The eco brief. Airbnb hardly knows the crisis


The Airbnb logo at a trade fair in Tokyo (Japan). Illustrative photo.
The Airbnb logo at a trade show in Tokyo (Japan). Illustrative photo. (TOSHIFUMI KITAMURA / AFP)

Airbnb has seen its results drop by 20% in the fourth quarter of 2020 to 700 million euros, but it is better than what analysts expected, and it is a much smaller decline than those recorded by online travel agencies or large hotel networks, which are showing an average decline of 70 to 80%. This is reflected in the stock price: listed in New York since December, the Airbnb title has already tripled. The company is still not profitable, but it is attracting investors.

In the current context, the offer is better suited than that of hotels. No more big trips around the world. Customers are looking for affordable, accessible places to be closer to their families or to enjoy short stays at a lower cost. Airbnb derives most of its revenue from popular local tourism where hotels do 60 to 70% of their business with business travel which has declined with the pandemic.

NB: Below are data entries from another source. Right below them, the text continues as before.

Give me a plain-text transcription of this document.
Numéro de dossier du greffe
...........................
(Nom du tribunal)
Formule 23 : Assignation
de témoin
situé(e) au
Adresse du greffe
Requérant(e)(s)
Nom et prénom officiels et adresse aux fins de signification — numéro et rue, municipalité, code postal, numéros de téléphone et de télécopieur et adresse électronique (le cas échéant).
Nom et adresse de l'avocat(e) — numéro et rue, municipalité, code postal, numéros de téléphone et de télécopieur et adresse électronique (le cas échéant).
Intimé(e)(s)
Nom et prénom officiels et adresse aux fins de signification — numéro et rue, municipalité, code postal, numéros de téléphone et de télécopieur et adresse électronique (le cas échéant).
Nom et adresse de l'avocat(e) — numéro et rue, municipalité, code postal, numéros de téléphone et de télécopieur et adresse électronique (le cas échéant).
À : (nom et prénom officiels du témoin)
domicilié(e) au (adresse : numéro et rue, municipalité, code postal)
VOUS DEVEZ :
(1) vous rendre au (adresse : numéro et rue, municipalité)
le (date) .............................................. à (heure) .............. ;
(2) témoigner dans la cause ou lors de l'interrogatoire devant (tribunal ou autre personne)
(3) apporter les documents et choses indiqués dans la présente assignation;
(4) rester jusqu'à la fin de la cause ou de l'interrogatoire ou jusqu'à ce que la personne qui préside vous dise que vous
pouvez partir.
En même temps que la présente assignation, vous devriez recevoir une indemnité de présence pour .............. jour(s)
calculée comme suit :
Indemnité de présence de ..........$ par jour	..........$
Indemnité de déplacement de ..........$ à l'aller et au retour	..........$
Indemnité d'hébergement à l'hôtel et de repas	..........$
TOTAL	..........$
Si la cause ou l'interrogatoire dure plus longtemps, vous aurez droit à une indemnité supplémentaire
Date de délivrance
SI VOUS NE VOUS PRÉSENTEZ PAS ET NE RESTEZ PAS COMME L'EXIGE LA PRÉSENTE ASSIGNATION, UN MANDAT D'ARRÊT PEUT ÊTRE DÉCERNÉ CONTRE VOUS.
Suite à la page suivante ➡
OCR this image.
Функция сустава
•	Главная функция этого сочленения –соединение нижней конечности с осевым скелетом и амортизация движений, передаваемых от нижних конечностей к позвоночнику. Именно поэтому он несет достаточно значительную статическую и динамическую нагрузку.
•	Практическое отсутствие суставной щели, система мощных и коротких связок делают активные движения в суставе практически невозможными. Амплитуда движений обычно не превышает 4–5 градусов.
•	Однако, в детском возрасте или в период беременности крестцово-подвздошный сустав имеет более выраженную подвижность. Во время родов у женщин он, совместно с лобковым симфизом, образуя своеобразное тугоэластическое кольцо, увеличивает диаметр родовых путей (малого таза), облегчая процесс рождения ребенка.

More than tourism, the managers of the rental platform take a very close look at everything related to new consumption and work habits. According to them, teleworking will be part of the long term with increasingly flexible and nomadic organizations. These underlying trends are already observed in all developed countries. And then faced with this clientele made up of what are now called “digital nomads”, Airbnb believes that the crisis will help attract new customers: guests eager to find new sources of income by renting out their property. What was already a reality should settle down as a long-term norm.